Share via


Anatomy of Hard Disk Drives – A Deep Look into Hard Drives

By: Brenton Blawat

Prior to actually getting into which hard disks are the best technology to pursue, I am going to explain the different parts of the hard disk. This is essential when getting into the configuration of the disks to understand how the disks work. This is really simple stuff!

http://brentblawat.files.wordpress.com/2008/08/disk2-thumb.jpg?w=881&h=536

Shown above is the basic architecture of a hard disk drive. There are tracks, sectors and heads:

  • Tracks can be thought of as guides for where the data should be placed on the hard drive.
  • Sectors are logical segments or groups where the 1s and 0s are stored. This allows the disk head to SKIP over data that it doesn’t need to read.
  • The Head is what reads the data (1s and 0s) from each sector. ** **

Simple enough?

 

http://brentblawat.files.wordpress.com/2008/08/disk3-thumb.jpg?w=842&h=444

Ever wonder why hard drives are so thick? Shown above is a 3D look into a hard drive. In most modern hard drives (not solid state hard drives) are made with multiple Platters. Each Platter, in this topology has Tracks, Sectors, and a Head

Still Simple?

http://brentblawat.files.wordpress.com/2008/08/diskspeed-thumb1.jpg?w=789&h=725

Now we need to talk about hard disk Speed. The “Speed“, as most people refer to it, is measured in revolutions per minute (RPM). An RPM is the measuring of the number of times a platter completely rotates in a 60 second period of time.

The actual Speed is a complex equation which involves RPM, Seek Time, Rotational Latency, Interface Type, and Access Time. With these individual items combined, mathematically one can calculate the theoretical transfer rate of the hard drive**.**

So what is the different between all of these things? 

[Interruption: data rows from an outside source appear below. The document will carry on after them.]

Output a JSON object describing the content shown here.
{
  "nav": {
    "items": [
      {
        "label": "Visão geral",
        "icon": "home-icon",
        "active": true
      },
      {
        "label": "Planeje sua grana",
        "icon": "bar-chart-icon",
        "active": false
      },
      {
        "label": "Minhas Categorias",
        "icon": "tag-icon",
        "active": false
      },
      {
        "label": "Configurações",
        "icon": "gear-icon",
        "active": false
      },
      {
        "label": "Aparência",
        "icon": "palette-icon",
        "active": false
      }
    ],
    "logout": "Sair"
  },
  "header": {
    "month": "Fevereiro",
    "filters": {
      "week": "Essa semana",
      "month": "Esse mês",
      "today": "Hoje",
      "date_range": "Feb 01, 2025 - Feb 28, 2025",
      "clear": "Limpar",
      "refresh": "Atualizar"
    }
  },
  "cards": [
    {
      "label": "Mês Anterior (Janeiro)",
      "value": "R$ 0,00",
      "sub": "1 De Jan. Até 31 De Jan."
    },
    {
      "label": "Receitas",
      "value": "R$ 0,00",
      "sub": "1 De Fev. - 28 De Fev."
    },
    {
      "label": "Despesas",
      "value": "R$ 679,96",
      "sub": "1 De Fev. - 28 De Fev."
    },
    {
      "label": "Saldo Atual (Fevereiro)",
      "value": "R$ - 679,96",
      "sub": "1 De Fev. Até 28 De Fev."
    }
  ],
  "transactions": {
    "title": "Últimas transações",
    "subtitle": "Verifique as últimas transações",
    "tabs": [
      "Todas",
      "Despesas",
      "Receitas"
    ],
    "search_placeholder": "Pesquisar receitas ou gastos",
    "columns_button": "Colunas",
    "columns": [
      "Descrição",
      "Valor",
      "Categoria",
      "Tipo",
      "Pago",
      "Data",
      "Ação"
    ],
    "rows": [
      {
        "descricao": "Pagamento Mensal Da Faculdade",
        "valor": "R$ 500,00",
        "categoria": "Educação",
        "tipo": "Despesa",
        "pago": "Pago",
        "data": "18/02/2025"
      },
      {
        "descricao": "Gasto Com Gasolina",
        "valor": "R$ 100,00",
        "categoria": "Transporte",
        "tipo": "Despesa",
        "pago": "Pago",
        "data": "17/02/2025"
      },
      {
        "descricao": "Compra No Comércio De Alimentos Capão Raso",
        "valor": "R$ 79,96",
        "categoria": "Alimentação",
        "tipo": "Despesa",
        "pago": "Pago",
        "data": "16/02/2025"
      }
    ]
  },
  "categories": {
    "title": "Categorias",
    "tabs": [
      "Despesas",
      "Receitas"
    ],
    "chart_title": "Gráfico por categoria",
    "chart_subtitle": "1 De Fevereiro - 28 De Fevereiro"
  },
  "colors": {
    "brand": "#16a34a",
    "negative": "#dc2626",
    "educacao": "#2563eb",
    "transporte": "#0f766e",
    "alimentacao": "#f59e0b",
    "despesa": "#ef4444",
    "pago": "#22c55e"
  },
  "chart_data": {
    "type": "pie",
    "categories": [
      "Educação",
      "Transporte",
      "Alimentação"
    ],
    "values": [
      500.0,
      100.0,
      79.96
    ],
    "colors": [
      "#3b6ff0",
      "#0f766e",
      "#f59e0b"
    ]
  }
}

  • Revolutions Per MinuteRPM is the measuring of the number of times a platter completely rotates in a 60 second period of time. (yes I repeated it)
  • Rotational Latency (delay)- RPM and Rotational Latency are directly correlated.The Rotational Latency is an average time for the Head to read the entire track of a disk. In theory, the faster the hard drive is spinning, the less time it takes to read the track.
RPM Measured at Spindle Rotational Latency AVG
4200 7.14 ms
5400 5.55 ms
7200 4.17 ms
10000 3 ms
15000 2 ms

 

  • Seek TimeSeek Time is measured by the average time it takes for the mechanical arm to move between different Tracks on a hard drive. This is important in the instance where data is scattered between different tracks on a hard disk. The faster the mechanical arm can move between the tracks, the faster the data can be accessed for use.

 

  • Interface Type – The Interface Type was once thought to be the biggest “speed” issue with hard disk drives. Since the interfaces were so slow, (UATA/133 was only at 133mbps), the theoretical speed was significantly limited to the interface type. However, with the introduction of Serial ATA, the theoretical transfer rates are increased to over 10.0 gb/s which currently ( 2008 ) is not touched by modern hard disk drives.

 

 

  • Access Time – The Access Time is a combined metric. Access Time is determined by the Interface Type, Rotational Latency, and RPM of a hard disk drive. This is why critics are so concerned about the Access Time of the Hard Drives. It provides the best rounded number for measuring the hard drive performance. Hardware manufacturers like to measure in Seek Time as its a mechanical measurement much like horsepower is to automotive.

 

What else can affect the “Speed” of a hard disk?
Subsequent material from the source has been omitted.